Armenians are set to vote in a snap parliamentary election Sunday that is expected to cement the rule of the new prime minister who spearheaded the massive protests earlier this year that forced the resignation of his predecessor.
The charismatic 43-year-old Nikol Pashinian, who took office in May, pushed for the elections in a bid to win control of a parliament that was dominated by his political foes.
Pashinian, a former journalist turned politician, has tapped into public anger over widespread poverty, high unemployment and rampant corruption in the landlocked former Soviet nation of 3 million that borders Georgia, Azerbaijan, Turkey and Iran. His fiery rhetoric and easy style have helped boost his popularity.
Opinion polls have indicated that Pashinian’s My Step alliance is set to sweep the vote, while the Republican Party that controlled the old parliament is trailing far behind.
The protests in Armenia erupted in April when Serzh Sargsyan, who had served as president for a decade, moved into the prime minister’s seat, an action seen by critics as an attempt to hold on to power following a constitutional reform that had shifted most power to the prime minister’s office. Thousands of protesters led by Pashinian thronged the center of the Armenian capital, forcing Sargsyan to step down days later.
The former president has kept a low profile and his Republican Party has largely remained on the defensive, reluctantly submitting to Pashinian’s demand to hold early parliamentary elections.
During the monthlong campaign, Pashinian has blasted members of the old elite as corrupt and pledged to revive the economy, create new jobs and encourage more Armenians to return home.
“We have carried out a political revolution, and now we must make an economic revolution,” Pashinian said on a recent campaign trip. “We set big and difficult goals and we will achieve them, because we are a powerful, victorious free and happy nation.”
The Republican Party shot back at Pashinian, criticizing what it described as his populist statements and divisive rhetoric.
“Pashinian has been unable to solve social problems, so he has turned to making shows,” snapped Eduard Sharmazanov, a Republican Party member who served as deputy speaker.
On Friday, an Armenian court put former Armenian President Robert Kocharyan in custody on charges linked to a police crackdown on a 2008 protest.
Kocharyan rejected the charges, calling them a political vendetta by Pashinian, who staged the 2008 postelection protest. The Republican Party denounced the ex-president’s arrest as an attempt by Pashinian “to create an atmosphere of fear and to pressure political opponents.”
Armenia has been weakened by an economic blockade stemming from the conflict over Nagorno-Karabakh, a region of Azerbaijan that has been under the control of ethnic Armenian forces backed by Armenia since the end of a six-year separatist war in 1994.
Both Azerbaijan and Turkey have closed their borders with Armenia over the conflict, cutting trade and leaving Armenia in semi-isolation.
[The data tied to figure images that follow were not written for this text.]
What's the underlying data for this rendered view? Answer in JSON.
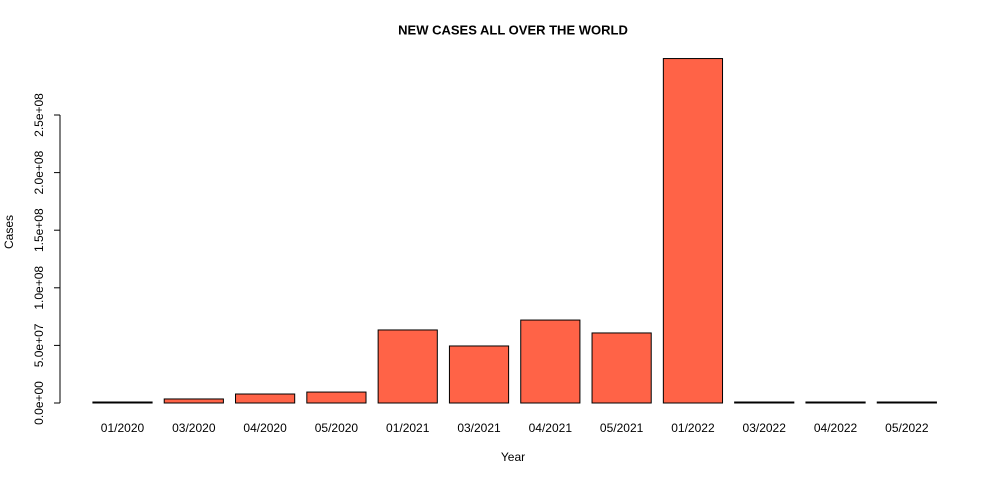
{
  "chart_data": {
    "type": "bar",
    "title": "NEW CASES ALL OVER THE WORLD",
    "x_label": "Year",
    "y_label": "Cases",
    "categories": [
      "01/2020",
      "03/2020",
      "04/2020",
      "05/2020",
      "01/2021",
      "03/2021",
      "04/2021",
      "05/2021",
      "01/2022",
      "03/2022",
      "04/2022",
      "05/2022"
    ],
    "values": [
      10000,
      3500000,
      7800000,
      9500000,
      63400000,
      49500000,
      72000000,
      60800000,
      299000000,
      50000,
      50000,
      50000
    ],
    "color": "#ff6347",
    "ylim": [
      0,
      310000000
    ],
    "yticks": [
      {
        "value": 0,
        "label": "0.0e+00"
      },
      {
        "value": 50000000,
        "label": "5.0e+07"
      },
      {
        "value": 100000000,
        "label": "1.0e+08"
      },
      {
        "value": 150000000,
        "label": "1.5e+08"
      },
      {
        "value": 200000000,
        "label": "2.0e+08"
      },
      {
        "value": 250000000,
        "label": "2.5e+08"
      }
    ],
    "grid": false
  }
}
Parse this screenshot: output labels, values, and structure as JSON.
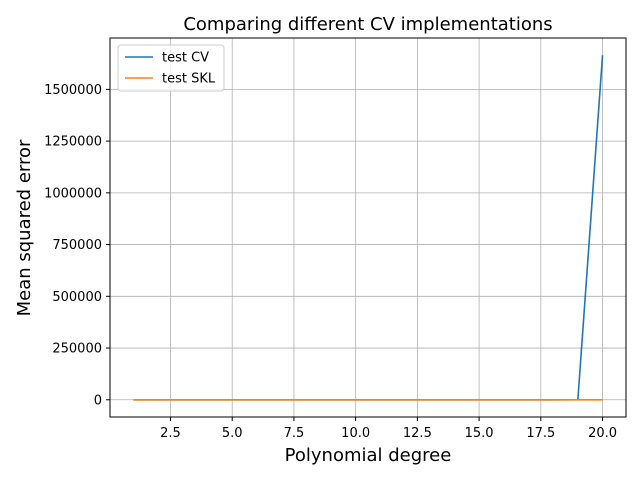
{
  "chart_data": {
    "type": "line",
    "title": "Comparing different CV implementations",
    "xlabel": "Polynomial degree",
    "ylabel": "Mean squared error",
    "x": [
      1,
      2,
      3,
      4,
      5,
      6,
      7,
      8,
      9,
      10,
      11,
      12,
      13,
      14,
      15,
      16,
      17,
      18,
      19,
      20
    ],
    "series": [
      {
        "name": "test CV",
        "color": "#1f77b4",
        "values": [
          1,
          1,
          1,
          1,
          1,
          1,
          1,
          1,
          1,
          1,
          1,
          1,
          2,
          3,
          4,
          5,
          8,
          15,
          40,
          1665000
        ]
      },
      {
        "name": "test SKL",
        "color": "#ff7f0e",
        "values": [
          1,
          1,
          1,
          1,
          1,
          1,
          1,
          1,
          1,
          1,
          1,
          1,
          1,
          1,
          1,
          2,
          2,
          3,
          5,
          10
        ]
      }
    ],
    "xlim": [
      0.05,
      20.95
    ],
    "ylim": [
      -83250,
      1748250
    ],
    "xticks": [
      2.5,
      5.0,
      7.5,
      10.0,
      12.5,
      15.0,
      17.5,
      20.0
    ],
    "xtick_labels": [
      "2.5",
      "5.0",
      "7.5",
      "10.0",
      "12.5",
      "15.0",
      "17.5",
      "20.0"
    ],
    "yticks": [
      0,
      250000,
      500000,
      750000,
      1000000,
      1250000,
      1500000
    ],
    "ytick_labels": [
      "0",
      "250000",
      "500000",
      "750000",
      "1000000",
      "1250000",
      "1500000"
    ],
    "grid": true,
    "legend_placement": "upper-left"
  }
}
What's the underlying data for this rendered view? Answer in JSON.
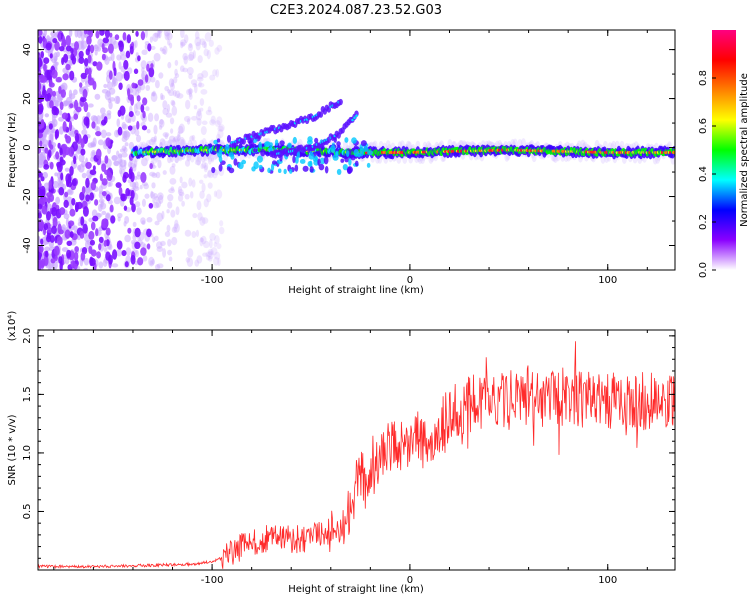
{
  "title": "C2E3.2024.087.23.52.G03",
  "chart_data": [
    {
      "type": "heatmap",
      "xlabel": "Height of straight line (km)",
      "ylabel": "Frequency (Hz)",
      "xlim": [
        -188,
        134
      ],
      "ylim": [
        -50,
        48
      ],
      "xticks": [
        -100,
        0,
        100
      ],
      "xtick_labels": [
        "-100",
        "0",
        "100"
      ],
      "yticks": [
        -40,
        -20,
        0,
        20,
        40
      ],
      "ytick_labels": [
        "-40",
        "-20",
        "0",
        "20",
        "40"
      ],
      "colorbar": {
        "label": "Normalized spectral amplitude",
        "range": [
          0,
          1
        ],
        "ticks": [
          0.0,
          0.2,
          0.4,
          0.6,
          0.8
        ],
        "tick_labels": [
          "0.0",
          "0.2",
          "0.4",
          "0.6",
          "0.8"
        ],
        "colors": [
          "#ffffff",
          "#8a00ff",
          "#0000ff",
          "#00ffff",
          "#00ff00",
          "#ffff00",
          "#ff8000",
          "#ff0000",
          "#ff0080"
        ]
      },
      "features": {
        "noise_region_x": [
          -188,
          -100
        ],
        "trace": [
          {
            "x": -140,
            "y": -2
          },
          {
            "x": -100,
            "y": -1
          },
          {
            "x": -60,
            "y": -1
          },
          {
            "x": -30,
            "y": -2
          },
          {
            "x": 0,
            "y": -2
          },
          {
            "x": 50,
            "y": -1
          },
          {
            "x": 100,
            "y": -2
          },
          {
            "x": 134,
            "y": -2
          }
        ],
        "upper_branch": [
          {
            "x": -90,
            "y": 2
          },
          {
            "x": -70,
            "y": 7
          },
          {
            "x": -50,
            "y": 12
          },
          {
            "x": -35,
            "y": 19
          }
        ],
        "lower_branch": [
          {
            "x": -70,
            "y": -3
          },
          {
            "x": -50,
            "y": 0
          },
          {
            "x": -35,
            "y": 6
          },
          {
            "x": -27,
            "y": 13
          }
        ]
      }
    },
    {
      "type": "line",
      "xlabel": "Height of straight line (km)",
      "ylabel": "SNR (10 * v/v)",
      "scale_label": "(x10⁴)",
      "xlim": [
        -188,
        134
      ],
      "ylim": [
        0,
        2.05
      ],
      "xticks": [
        -100,
        0,
        100
      ],
      "xtick_labels": [
        "-100",
        "0",
        "100"
      ],
      "yticks": [
        0.5,
        1.0,
        1.5,
        2.0
      ],
      "ytick_labels": [
        "0.5",
        "1.0",
        "1.5",
        "2.0"
      ],
      "series": [
        {
          "color": "#ff2a2a",
          "points": [
            [
              -188,
              0.03
            ],
            [
              -160,
              0.03
            ],
            [
              -130,
              0.04
            ],
            [
              -110,
              0.05
            ],
            [
              -100,
              0.07
            ],
            [
              -92,
              0.12
            ],
            [
              -85,
              0.2
            ],
            [
              -78,
              0.24
            ],
            [
              -70,
              0.28
            ],
            [
              -65,
              0.3
            ],
            [
              -60,
              0.26
            ],
            [
              -50,
              0.27
            ],
            [
              -45,
              0.3
            ],
            [
              -40,
              0.33
            ],
            [
              -35,
              0.36
            ],
            [
              -30,
              0.5
            ],
            [
              -27,
              0.75
            ],
            [
              -25,
              0.85
            ],
            [
              -22,
              0.72
            ],
            [
              -18,
              0.85
            ],
            [
              -15,
              1.0
            ],
            [
              -10,
              1.05
            ],
            [
              -5,
              1.05
            ],
            [
              0,
              1.1
            ],
            [
              5,
              1.1
            ],
            [
              10,
              1.05
            ],
            [
              15,
              1.2
            ],
            [
              20,
              1.3
            ],
            [
              25,
              1.38
            ],
            [
              30,
              1.4
            ],
            [
              40,
              1.45
            ],
            [
              50,
              1.45
            ],
            [
              60,
              1.5
            ],
            [
              70,
              1.45
            ],
            [
              80,
              1.5
            ],
            [
              90,
              1.45
            ],
            [
              100,
              1.45
            ],
            [
              110,
              1.4
            ],
            [
              120,
              1.45
            ],
            [
              134,
              1.4
            ]
          ]
        }
      ]
    }
  ]
}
The country has direct land access only to Georgia and Iran.
About one-third of Armenia’s population has moved to live and work abroad and remittances from those who have left account for about 14% of the country’s annual GDP.
Armenia is highly dependent on Russia, which provides loans and serves as the main source of imports and the top export market. Russia has a military base in Armenia and sees relations with Yerevan as strategically important.
Pashinian has pledged to maintain and strengthen ties with Moscow. The Kremlin, which resented the protests that swept out unpopular leaders of other ex-Soviet nations in the past, has responded calmly to the abrupt change of power and has sought to establish a dialogue with Pashinian.
“Armenia’s commitment to strong strategic relations with Russia is intact,” said Armenia’s Foreign Minister Zohrab Mnatsakanyan. “We may have varying approaches to various issues, but strategic partners are strategic partners.”